In deze zaak heeft de Rechtbank Den Haag op 1 mei 2024 uitspraak gedaan in een bestuursrechtelijke procedure betreffende de bewaring van een Syrische eiser. De eiser, geboren in 1999, heeft beroep ingesteld tegen een besluit van de staatssecretaris van Justitie en Veiligheid, waarbij hem op 19 april 2024 de maatregel van bewaring is opgelegd op grond van artikel 59a, eerste lid, van de Vreemdelingenwet. De eiser heeft zich akkoord verklaard met schriftelijke afdoening van het beroep en heeft op 24 april 2024 de gronden van het beroep ingediend. De staatssecretaris heeft op 25 april 2024 gereageerd, waarna de rechtbank op 29 april 2024 het onderzoek heeft gesloten.
De rechtbank heeft vastgesteld dat de maatregel van bewaring is voorzien van een geldige elektronische handtekening, ondanks de bewering van de eiser dat deze niet kon worden geverifieerd.
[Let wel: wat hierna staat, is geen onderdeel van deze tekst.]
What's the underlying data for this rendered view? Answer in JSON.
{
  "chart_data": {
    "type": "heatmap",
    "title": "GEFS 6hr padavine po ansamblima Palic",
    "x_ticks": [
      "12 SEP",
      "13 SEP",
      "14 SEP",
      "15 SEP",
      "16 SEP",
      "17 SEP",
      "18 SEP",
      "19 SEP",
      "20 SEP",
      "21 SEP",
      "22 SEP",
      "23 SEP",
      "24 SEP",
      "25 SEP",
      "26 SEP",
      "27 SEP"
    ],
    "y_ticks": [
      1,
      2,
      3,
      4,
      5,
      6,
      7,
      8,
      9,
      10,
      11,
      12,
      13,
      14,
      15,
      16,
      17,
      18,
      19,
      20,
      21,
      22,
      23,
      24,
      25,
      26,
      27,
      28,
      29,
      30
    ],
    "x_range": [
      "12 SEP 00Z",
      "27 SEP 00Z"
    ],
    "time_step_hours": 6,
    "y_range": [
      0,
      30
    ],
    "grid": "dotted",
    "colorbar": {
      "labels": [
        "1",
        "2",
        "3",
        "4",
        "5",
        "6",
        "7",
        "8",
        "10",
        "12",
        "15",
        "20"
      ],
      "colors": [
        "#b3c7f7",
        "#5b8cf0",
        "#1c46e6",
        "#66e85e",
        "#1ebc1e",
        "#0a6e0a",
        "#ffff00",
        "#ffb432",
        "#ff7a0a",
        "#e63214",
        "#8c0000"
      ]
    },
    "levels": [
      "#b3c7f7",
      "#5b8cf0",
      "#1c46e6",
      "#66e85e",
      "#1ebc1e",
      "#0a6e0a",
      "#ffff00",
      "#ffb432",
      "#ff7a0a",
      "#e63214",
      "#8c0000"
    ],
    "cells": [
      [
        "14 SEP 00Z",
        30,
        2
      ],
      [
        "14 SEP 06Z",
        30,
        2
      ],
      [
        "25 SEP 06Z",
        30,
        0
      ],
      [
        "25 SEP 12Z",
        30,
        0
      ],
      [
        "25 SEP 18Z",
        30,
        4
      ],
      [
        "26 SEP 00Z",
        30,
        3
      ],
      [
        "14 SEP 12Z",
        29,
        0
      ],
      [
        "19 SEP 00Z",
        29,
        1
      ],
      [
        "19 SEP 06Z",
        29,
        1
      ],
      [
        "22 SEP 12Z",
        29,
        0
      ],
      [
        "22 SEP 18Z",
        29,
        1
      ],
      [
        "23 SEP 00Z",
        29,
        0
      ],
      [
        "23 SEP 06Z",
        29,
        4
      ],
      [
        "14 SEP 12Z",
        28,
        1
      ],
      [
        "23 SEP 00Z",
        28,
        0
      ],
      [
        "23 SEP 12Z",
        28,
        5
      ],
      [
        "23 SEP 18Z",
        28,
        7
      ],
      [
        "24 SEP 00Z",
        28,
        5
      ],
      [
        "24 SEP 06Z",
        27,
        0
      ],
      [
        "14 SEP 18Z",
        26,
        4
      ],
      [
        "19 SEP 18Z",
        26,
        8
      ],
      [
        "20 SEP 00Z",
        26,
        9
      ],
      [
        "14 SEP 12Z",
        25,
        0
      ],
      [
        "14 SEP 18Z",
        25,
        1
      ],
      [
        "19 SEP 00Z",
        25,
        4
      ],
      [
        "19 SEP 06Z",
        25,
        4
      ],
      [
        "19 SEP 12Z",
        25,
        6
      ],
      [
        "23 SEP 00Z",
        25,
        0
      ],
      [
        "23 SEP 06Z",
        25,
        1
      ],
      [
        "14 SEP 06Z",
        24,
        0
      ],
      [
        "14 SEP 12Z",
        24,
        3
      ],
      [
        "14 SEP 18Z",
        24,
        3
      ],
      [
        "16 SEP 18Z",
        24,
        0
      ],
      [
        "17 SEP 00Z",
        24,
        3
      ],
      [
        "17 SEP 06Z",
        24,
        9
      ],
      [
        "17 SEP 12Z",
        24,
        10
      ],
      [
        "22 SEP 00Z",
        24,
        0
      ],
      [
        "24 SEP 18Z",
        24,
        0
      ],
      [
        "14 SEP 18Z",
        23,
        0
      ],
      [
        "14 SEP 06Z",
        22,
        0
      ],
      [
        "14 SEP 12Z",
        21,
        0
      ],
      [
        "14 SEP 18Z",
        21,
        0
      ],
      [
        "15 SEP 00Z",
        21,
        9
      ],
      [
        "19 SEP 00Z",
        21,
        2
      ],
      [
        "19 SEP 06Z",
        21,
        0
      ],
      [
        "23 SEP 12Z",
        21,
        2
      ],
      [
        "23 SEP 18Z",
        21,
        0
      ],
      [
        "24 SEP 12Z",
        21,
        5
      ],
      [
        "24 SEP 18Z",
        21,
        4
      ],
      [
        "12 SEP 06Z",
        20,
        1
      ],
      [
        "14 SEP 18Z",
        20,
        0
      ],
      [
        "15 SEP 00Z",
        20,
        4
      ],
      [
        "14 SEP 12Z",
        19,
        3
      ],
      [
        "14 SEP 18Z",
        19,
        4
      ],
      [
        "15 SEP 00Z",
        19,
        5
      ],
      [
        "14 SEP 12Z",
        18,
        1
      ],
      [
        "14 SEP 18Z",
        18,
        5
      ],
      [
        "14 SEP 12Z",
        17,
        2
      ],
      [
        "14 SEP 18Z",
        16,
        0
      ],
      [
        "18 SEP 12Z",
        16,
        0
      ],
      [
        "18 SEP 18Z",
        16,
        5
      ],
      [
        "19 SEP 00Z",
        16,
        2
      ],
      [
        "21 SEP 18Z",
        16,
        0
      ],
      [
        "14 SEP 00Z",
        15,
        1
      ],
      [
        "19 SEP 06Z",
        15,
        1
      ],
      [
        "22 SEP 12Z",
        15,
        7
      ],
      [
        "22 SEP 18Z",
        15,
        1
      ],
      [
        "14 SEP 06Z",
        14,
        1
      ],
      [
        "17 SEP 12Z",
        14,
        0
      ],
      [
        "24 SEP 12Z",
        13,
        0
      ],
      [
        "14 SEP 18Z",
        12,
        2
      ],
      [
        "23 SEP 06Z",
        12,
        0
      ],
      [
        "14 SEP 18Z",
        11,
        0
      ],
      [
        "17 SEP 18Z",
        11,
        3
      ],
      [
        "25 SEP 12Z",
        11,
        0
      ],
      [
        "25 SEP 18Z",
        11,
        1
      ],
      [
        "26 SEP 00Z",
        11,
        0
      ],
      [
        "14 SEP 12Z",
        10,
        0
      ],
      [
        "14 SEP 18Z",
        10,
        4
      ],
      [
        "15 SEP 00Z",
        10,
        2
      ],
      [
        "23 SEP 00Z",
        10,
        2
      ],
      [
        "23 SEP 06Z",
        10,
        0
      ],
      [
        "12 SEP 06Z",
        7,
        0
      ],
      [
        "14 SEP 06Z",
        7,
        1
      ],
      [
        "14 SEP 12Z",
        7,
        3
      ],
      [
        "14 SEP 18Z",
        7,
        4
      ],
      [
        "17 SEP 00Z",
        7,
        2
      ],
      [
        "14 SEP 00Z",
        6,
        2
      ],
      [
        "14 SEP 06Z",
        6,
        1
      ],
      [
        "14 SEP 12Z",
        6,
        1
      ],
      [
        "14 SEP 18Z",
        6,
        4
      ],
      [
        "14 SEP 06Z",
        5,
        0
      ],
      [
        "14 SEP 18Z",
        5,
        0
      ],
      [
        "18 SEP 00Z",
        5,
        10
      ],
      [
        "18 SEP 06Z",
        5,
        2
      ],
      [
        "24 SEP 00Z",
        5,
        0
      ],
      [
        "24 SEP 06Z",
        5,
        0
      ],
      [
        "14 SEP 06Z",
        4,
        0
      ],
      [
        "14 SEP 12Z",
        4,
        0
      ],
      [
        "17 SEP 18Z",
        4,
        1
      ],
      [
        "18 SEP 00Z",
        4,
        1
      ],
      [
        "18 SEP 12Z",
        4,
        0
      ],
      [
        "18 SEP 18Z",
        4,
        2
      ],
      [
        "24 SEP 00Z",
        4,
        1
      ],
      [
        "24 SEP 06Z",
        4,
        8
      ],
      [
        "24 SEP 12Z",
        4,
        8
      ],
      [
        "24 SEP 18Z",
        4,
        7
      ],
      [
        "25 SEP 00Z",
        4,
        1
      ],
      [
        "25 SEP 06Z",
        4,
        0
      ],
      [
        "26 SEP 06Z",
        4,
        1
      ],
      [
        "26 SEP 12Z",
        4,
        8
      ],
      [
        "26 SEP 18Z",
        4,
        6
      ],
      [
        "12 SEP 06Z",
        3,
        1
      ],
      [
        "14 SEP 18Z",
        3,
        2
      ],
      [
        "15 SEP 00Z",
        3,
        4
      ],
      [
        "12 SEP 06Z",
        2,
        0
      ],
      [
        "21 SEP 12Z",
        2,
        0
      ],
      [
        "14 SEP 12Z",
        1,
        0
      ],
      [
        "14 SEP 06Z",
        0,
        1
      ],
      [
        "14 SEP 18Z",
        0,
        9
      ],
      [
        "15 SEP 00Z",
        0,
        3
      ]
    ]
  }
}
De rechtbank oordeelt dat er voldoende gronden zijn voor de maatregel van bewaring, omdat er een concreet aanknopingspunt bestaat voor een overdracht aan Duitsland op basis van de Dublinverordening en er een significant risico is dat de eiser zich aan het toezicht zal onttrekken. De rechtbank heeft de argumenten van de eiser, waaronder het verzoek om een lichter middel, verworpen. De rechtbank concludeert dat de maatregel van bewaring rechtmatig is en dat het beroep ongegrond is. Het verzoek om schadevergoeding wordt eveneens afgewezen.
De uitspraak is gedaan door mr. M.L. Weerkamp, rechter, en is openbaar gemaakt op www.rechtspraak.nl. Tegen deze uitspraak kan binnen één week hoger beroep worden ingesteld bij de Afdeling bestuursrechtspraak van de Raad van State.